Jak się okazuje, chciwość na tym etapie już potrafi zrobić niezłe spustoszenie. Kierując się bowiem tym grzechem przy zakładaniu biznesu koncentrujemy się na pieniądzach, zamiast na misji i służbie. To z kolei może mieć fatalne konsekwencje z punktu widzenia tożsamości organizacji, motywacji zespołu oraz docierania do najbardziej wartościowych klientów. Przedsiębiorca, który rozkręca swój biznes tylko dla jak największego zysku, może się na tym ostro przejechać. Doskonałym przykładem człowieka z misją jest nieżyjący już Steve Jobs, który przekuł misję w produkt, a następnie zapalił do tej misji innych ludzi. Dopiero wtedy, niejako „rykoszetem” pojawiło się bogactwo, ogromna popularność marki itd.

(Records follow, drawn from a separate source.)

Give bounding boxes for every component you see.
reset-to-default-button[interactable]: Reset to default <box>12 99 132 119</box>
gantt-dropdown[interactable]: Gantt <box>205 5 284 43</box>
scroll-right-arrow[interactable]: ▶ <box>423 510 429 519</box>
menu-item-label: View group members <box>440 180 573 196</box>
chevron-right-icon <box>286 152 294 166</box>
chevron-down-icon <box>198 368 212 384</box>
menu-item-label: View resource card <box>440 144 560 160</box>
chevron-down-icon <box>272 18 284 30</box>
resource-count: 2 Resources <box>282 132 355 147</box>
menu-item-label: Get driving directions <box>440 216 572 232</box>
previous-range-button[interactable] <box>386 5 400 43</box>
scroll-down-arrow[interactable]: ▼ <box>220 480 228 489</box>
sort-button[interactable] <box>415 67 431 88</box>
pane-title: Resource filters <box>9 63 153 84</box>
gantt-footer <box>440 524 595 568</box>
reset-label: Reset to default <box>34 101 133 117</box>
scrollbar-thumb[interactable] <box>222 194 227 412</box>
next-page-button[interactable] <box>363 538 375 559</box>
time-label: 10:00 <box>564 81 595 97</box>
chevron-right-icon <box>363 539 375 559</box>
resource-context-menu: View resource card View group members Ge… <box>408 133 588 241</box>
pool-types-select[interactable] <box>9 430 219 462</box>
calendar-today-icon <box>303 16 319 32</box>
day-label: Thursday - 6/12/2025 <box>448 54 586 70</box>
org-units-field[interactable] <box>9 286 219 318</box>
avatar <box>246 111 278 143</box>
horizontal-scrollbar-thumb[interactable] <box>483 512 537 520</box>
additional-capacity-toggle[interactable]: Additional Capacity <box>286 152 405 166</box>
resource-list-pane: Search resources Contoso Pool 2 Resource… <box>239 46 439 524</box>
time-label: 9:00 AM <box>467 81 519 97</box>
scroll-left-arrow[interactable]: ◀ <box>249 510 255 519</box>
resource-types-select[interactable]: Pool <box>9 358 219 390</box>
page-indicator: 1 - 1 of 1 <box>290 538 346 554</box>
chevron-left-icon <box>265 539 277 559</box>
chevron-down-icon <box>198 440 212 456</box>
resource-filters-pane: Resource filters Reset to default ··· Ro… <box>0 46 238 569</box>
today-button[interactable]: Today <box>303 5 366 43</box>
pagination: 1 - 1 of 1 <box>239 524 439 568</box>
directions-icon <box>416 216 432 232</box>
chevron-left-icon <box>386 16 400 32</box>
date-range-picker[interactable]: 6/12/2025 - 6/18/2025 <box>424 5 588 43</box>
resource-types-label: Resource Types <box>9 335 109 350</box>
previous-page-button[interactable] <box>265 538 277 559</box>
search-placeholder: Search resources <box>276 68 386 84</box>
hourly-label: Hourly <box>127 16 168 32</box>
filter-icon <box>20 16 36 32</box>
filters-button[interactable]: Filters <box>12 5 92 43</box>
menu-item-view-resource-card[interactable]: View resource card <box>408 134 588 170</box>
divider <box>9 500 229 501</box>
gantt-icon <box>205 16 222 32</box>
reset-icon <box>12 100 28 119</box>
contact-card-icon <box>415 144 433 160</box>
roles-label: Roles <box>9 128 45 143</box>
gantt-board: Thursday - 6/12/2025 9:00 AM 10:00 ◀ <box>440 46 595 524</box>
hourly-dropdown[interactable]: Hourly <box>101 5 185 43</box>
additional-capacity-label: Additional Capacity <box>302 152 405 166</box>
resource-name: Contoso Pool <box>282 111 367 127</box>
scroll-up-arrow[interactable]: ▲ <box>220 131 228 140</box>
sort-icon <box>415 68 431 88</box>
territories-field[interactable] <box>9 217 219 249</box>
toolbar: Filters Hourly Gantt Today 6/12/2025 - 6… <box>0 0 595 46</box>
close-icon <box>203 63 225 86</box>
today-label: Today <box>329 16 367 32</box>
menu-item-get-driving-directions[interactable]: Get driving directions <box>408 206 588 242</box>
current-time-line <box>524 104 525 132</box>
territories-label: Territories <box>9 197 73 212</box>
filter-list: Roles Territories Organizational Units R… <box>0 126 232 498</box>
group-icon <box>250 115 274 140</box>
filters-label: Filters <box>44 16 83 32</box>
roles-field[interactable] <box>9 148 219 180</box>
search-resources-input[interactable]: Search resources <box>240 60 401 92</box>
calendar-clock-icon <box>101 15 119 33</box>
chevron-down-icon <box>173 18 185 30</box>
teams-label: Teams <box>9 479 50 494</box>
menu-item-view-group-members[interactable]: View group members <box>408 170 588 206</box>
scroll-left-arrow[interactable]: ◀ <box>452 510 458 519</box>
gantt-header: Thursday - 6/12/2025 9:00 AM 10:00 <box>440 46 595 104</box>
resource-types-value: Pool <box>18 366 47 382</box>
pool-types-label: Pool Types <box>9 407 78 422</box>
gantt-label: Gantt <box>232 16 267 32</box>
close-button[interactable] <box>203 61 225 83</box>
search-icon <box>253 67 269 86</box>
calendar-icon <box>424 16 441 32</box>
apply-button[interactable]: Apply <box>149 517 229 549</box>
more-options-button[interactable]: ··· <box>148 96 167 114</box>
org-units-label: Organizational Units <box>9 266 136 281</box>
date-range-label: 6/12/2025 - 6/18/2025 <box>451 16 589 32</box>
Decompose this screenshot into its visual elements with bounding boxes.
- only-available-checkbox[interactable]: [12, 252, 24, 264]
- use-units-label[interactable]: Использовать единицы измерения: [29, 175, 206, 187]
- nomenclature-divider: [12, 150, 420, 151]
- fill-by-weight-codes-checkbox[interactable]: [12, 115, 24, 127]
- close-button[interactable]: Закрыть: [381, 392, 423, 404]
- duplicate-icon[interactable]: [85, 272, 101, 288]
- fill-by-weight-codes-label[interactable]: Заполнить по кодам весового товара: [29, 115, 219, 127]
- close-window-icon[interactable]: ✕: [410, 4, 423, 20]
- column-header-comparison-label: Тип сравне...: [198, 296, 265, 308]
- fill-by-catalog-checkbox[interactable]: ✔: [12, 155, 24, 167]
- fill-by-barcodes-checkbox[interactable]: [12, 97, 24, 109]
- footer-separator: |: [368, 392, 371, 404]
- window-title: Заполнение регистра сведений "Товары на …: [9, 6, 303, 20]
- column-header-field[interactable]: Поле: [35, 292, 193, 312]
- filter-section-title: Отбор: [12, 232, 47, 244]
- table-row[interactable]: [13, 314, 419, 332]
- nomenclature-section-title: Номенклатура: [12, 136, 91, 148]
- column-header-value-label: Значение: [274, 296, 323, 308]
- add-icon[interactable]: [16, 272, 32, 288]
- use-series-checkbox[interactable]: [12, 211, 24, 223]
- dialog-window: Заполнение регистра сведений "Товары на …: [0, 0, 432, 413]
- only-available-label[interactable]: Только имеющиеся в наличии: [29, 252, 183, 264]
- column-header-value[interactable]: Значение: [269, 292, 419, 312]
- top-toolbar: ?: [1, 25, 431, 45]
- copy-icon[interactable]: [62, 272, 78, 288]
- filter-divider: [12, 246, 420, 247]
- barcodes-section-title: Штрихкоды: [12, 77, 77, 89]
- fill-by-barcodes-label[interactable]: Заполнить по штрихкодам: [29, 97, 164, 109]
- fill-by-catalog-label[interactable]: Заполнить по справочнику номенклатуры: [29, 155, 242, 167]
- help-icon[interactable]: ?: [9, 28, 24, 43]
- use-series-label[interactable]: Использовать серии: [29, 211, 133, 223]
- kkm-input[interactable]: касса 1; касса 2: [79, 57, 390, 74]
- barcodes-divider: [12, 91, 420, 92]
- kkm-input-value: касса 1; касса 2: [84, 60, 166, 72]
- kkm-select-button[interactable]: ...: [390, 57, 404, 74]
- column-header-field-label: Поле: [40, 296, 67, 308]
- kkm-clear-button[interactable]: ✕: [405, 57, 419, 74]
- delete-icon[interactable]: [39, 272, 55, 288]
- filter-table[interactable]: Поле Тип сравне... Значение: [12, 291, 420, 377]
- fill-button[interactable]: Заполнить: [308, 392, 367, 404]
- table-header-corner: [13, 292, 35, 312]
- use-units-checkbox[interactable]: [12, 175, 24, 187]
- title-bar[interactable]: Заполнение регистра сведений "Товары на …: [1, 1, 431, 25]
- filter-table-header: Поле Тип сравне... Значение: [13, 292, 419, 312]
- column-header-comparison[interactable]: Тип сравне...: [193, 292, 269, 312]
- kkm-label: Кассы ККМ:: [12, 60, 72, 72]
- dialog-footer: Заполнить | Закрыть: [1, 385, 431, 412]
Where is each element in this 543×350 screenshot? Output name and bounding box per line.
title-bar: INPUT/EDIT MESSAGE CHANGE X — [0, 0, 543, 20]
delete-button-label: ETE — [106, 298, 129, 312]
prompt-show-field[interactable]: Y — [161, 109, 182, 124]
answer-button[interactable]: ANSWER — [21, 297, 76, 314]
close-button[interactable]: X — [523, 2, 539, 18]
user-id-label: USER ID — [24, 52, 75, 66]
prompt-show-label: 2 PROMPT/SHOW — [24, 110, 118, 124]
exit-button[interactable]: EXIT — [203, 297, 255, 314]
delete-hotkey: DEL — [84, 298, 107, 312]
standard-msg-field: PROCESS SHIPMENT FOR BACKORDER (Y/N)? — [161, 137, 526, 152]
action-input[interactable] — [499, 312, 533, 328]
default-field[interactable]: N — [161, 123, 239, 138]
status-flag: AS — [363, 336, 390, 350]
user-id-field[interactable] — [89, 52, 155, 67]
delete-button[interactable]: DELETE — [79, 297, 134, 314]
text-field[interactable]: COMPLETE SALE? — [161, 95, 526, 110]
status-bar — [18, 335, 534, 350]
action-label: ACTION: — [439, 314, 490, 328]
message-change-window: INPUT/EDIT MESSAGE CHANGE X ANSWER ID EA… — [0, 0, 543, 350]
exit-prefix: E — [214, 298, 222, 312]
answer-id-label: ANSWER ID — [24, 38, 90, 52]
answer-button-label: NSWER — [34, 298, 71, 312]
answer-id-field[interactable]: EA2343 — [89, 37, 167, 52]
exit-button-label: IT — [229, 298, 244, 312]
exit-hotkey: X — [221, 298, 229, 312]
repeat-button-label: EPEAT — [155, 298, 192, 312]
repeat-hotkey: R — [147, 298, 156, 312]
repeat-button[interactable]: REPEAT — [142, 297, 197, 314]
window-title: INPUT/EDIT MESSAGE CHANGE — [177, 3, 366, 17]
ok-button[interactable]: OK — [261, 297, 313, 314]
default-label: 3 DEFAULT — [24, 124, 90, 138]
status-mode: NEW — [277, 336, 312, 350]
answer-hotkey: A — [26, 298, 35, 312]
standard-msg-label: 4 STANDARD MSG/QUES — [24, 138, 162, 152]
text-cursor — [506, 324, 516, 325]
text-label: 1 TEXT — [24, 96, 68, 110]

Jak to powiedział Simon Sinek – zacznij od „Dlaczego?”

Planując rozpoczęcie biznesu zadaj sobie pytanie: „Dlaczego chcę to zrobić? Dlaczego chcę rozwijać ten biznes?”

Jeżeli jedyna odpowiedź, jaka przyjdzie ci do głowy będzie brzmieć „Żeby zarobić więcej pieniędzy”, to znak, że do głosu dochodzi chciwość, a ona nie jest dobrym doradcą… Warto mieć w zanadrzu jakiś silniejszy i bardziej emocjonalny bodziec do działania – związany z twoimi głębokimi pragnieniami, chęcią zmiany świata, służenia ludziom. To jest sprzeczne z chciwością i uwierz, ostatecznie przyniesie ci znacznie więcej korzyści oraz satysfakcji życiowej.

ROZWIĄZANIE: SKONCENTRUJ SIĘ NA MISJI I WIZJI

Jaką misję realizuje twój zespół?
Jakie jest przesłanie twojej firmy dla świata?
Czy twoi ludzie znają misję firmy i czy jest ona dla nich ekscytująca?

Odpowiedz sobie na te trzy pytania, a doprowadzą cię do niesamowitych odkryć i przy okazji ułatwią stworzenie unikalnej strategii marketingowej.

***Chciwość w biznesie: odsłona druga***

Kolejnym przejawem chciwości w biznesie może być pokusa minimalizowania wynagrodzeń zespołu po to, aby zwiększyć swoje zyski. Niektórzy właściciele firm ulegają takiemu podejściu, co przejawia się w oferowaniu niskich wynagrodzeń za pracę, chęć wyciśnięcia z pracownika jak najwięcej itd.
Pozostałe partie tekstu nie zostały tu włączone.